An expansion of MAID to cover people who suffer solely from mental illness was scheduled for March 2023, but it was postponed for one year
Cooper Michael
FILE/Photo

Member of Parliament for St. Albert – Edmonton Michael Cooper says that January is the perfect time for Liberals to drop the news that people who suffer solely from mental illness will have access to Medical Assistance in Dying (MAID).

The expansion to include people with mental illness in MAID was originally planned for March 2023, but it was postponed for a year to conduct more research and create practice standards.

“Just as they brought in Bill C-39, which extended the implementation date by one year, the Liberals could similarly introduce a bill when parliament resumes at the beginning of the new year to permanently scrap this expansion so it doesn’t go forward,” Cooper said.

Cooper sits on a special joint committee that was tasked this fall with investigating the program’s expansion to cover mental illness.

“What the committee heard, loud and clear from experts, including leading medical professionals, is that MAID for mental illness cannot be implemented safely,” he said.  

“If it were to go ahead, Canada would be heading down a very dark road, in which we would be very much an outlier … Persons who could recover from a mental illness would have their lives prematurely ended.”

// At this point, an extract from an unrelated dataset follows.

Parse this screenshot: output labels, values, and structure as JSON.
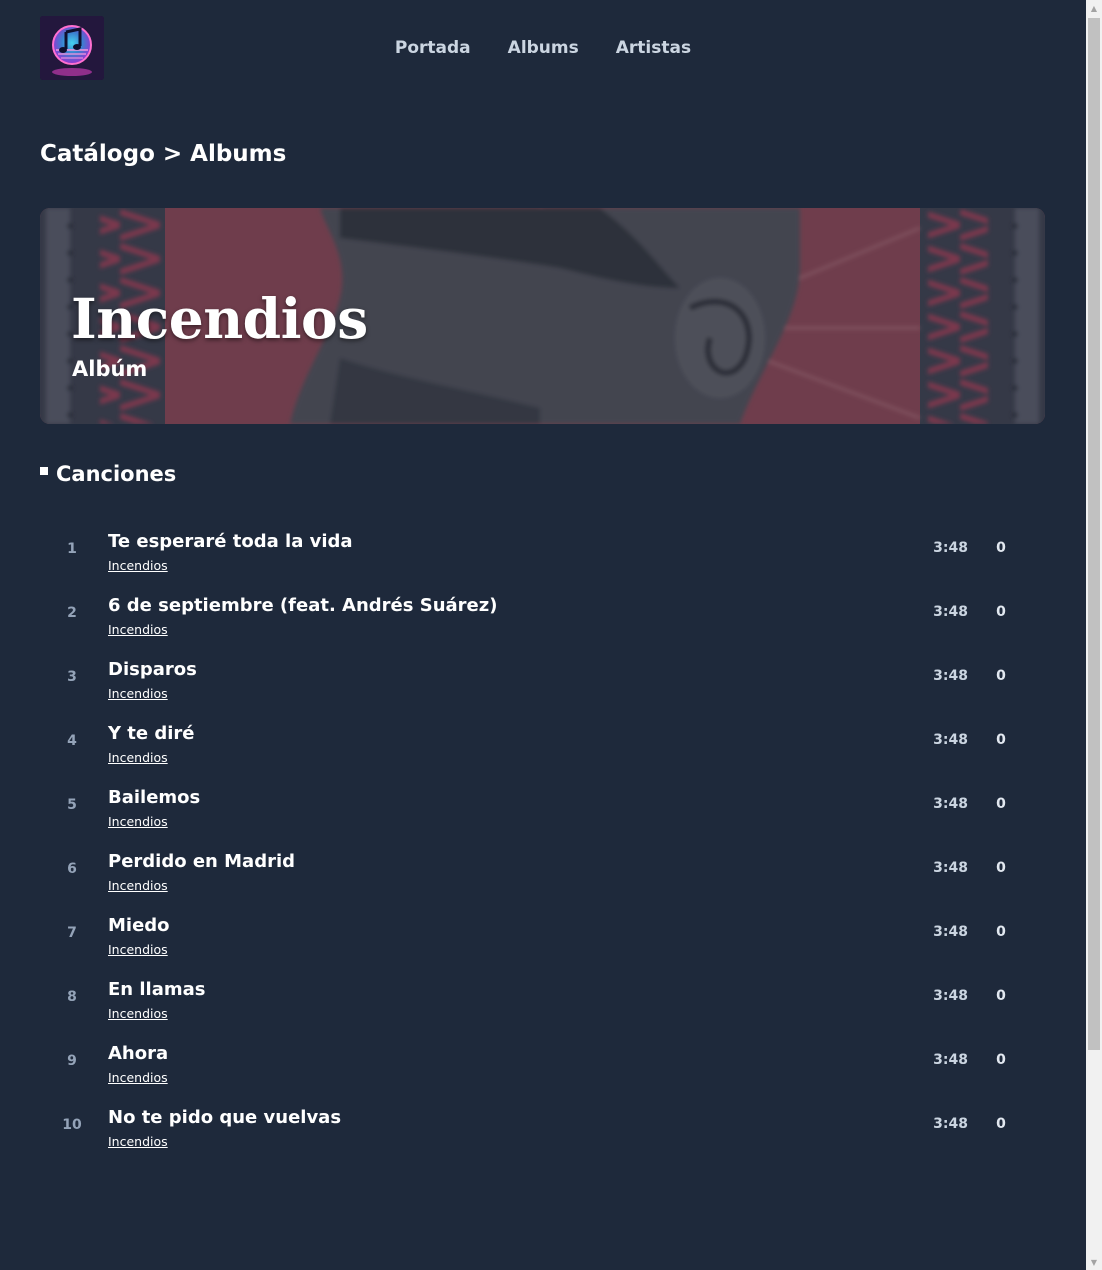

The joint committee’s report on MAID and mental health is tabled for the end of January, but Cooper believes there is bipartisan support to drop the legislation.

Ed Fast, Conservative Member of Parliament for Abbotsford, introduced a private member’s bill, Bill C-314, to stop the expansion of mental illness in MAID. It garnered some support from NDP members and a few Liberals but ultimately failed in October during its second reading.

An IPSOS poll released in January found 82 per cent of Canadians supported “the notion that with the appropriate safeguards in place, an adult with the capacity to provide informed consent should be able to seek an assessment for medical assistance in dying for a severe, treatment-resistant mental disorder for which they experience intolerable suffering.”

Cooper believes the legislation is “the result of the Liberals putting ideology ahead of evidence-based decision making.”

“It should never have happened in the first place,” he said.

Proponents of the legislation say that it respects the autonomy of people with severe mental illness.

The fourth annual report on MAID, released in October, found that the use of MAID grew 31 per cent in 2022 to roughly 13,200 deaths from roughly 9,100 deaths in 2021.

The most frequently cited source of suffering by those requesting MAID was not pain, nor the loss of ability to perform the activities of daily living, but “the loss of ability to engage in meaningful activities.”